New York, Sept. 27 (Reuters): WorldCom Inc.’s former controller pleaded guilty on Thursday to taking part in one of the largest corporate accounting scandals in US history, saying he followed orders from senior management to falsify the telecommunication giant’s books.

David Myers, 44, of Madison, Mississippi, pleaded guilty before US District Judge Richard Casey in Manhattan federal court to false filing of documents with securities regulators, conspiracy to commit fraud and securities fraud.

“I was instructed on a quarterly basis by senior management to ensure that entries were made to falsify WorldCom’s books to reduce the company’s reported actual costs therefore increasing reported earnings,” Myers told the judge.

He said he worked with others under his supervision at the direction of senior management to make accounting adjustments “for which I knew there was no justification or documentation.”

After the plea hearing, Myers’ lawyer told reporters his client is co-operating with authorities but would not comment on whether Myers would testify against others. Myers’ co-operation could help prosecutors build a case against indicted former chief financial officer Scott Sullivan, his immediate higher-up in the company, and even against former chief executive Bernard Ebbers.

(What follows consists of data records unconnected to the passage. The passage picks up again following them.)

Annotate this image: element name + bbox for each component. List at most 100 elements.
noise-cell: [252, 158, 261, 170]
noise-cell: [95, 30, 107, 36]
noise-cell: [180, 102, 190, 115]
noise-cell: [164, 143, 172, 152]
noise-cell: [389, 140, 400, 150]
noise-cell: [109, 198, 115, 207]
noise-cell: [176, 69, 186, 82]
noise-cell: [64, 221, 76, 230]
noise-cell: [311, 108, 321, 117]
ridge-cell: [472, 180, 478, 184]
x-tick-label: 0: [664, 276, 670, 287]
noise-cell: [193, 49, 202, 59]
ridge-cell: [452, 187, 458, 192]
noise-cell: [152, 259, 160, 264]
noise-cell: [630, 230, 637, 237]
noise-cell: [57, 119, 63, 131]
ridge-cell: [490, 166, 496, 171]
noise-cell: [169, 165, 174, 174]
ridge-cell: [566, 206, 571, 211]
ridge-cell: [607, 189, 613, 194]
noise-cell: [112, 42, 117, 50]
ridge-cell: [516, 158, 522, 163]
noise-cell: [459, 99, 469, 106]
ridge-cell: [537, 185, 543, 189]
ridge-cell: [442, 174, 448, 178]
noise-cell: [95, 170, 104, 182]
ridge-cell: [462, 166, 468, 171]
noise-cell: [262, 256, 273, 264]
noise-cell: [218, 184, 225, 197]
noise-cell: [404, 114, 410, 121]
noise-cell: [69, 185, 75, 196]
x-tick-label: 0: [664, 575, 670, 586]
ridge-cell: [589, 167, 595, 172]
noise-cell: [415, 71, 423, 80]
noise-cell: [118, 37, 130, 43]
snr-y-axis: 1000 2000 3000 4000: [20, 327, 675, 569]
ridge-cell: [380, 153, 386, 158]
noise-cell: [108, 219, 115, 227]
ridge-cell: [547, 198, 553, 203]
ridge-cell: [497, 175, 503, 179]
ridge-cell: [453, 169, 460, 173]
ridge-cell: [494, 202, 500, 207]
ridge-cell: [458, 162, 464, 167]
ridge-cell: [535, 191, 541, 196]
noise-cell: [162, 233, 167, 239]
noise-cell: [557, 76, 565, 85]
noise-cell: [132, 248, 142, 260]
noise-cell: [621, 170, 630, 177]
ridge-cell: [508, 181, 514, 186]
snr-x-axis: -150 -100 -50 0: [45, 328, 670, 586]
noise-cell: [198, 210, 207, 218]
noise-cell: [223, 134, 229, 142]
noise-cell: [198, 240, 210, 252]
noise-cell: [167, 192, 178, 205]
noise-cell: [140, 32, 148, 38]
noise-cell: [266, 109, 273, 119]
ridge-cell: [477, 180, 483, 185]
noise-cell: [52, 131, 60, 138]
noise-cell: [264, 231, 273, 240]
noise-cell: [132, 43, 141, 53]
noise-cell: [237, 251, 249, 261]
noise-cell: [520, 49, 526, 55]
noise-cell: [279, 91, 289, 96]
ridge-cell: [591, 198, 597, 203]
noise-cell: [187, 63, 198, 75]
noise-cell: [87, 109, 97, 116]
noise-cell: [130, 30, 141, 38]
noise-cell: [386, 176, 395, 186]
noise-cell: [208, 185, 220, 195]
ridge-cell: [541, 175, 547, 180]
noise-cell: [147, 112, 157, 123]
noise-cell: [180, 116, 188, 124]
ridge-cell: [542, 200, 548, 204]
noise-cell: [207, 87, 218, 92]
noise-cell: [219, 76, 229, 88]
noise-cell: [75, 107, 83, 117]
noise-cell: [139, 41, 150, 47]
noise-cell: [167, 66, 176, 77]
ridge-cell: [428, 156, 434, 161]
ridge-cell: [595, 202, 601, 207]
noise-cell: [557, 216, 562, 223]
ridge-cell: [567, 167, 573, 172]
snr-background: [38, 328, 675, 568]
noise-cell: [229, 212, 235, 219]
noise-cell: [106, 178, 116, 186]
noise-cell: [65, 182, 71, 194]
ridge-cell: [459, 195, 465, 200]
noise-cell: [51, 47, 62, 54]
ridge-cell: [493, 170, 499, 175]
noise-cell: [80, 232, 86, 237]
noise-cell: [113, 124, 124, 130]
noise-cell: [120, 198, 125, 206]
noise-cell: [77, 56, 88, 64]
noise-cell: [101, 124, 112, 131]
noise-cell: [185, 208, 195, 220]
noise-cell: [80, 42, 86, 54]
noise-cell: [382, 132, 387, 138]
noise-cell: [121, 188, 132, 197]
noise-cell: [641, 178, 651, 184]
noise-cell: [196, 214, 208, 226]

Casey accepted Myers’ guilty plea and set a tentative sentencing date of December 26. The two fraud charges each carry a possible maximum sentence of five years, while the false filing charge carries 10 years. However, the federal sentencing guidelines, which have not yet been determined by the judge, will most likely result in a sentence far lower than the maximum.

Other charges

As Myers pleaded guilty, the Securities and Exchange Commission filed a related civil suit against the former executive in Manhattan federal court. His lawyer N. Richard Janis said he expects to resolve that suit soon.

Janis told reporters his client has also reached an agreement with Mississippi Attorney General Mike Moore to plead guilty to one count of violating that state’s laws. He said the plea could take place as early as next week but did not expect it to result in additional sanctions.

“David Myers was a reluctant participant in the events that have led us here today,” Janis said. “Although he acted at the direction of others and although he expressed his discomfort and displeasure with the actions being undertaken by WorldCom, he recognises that as a corporate officer those facts do not relieve him of his own responsibility.”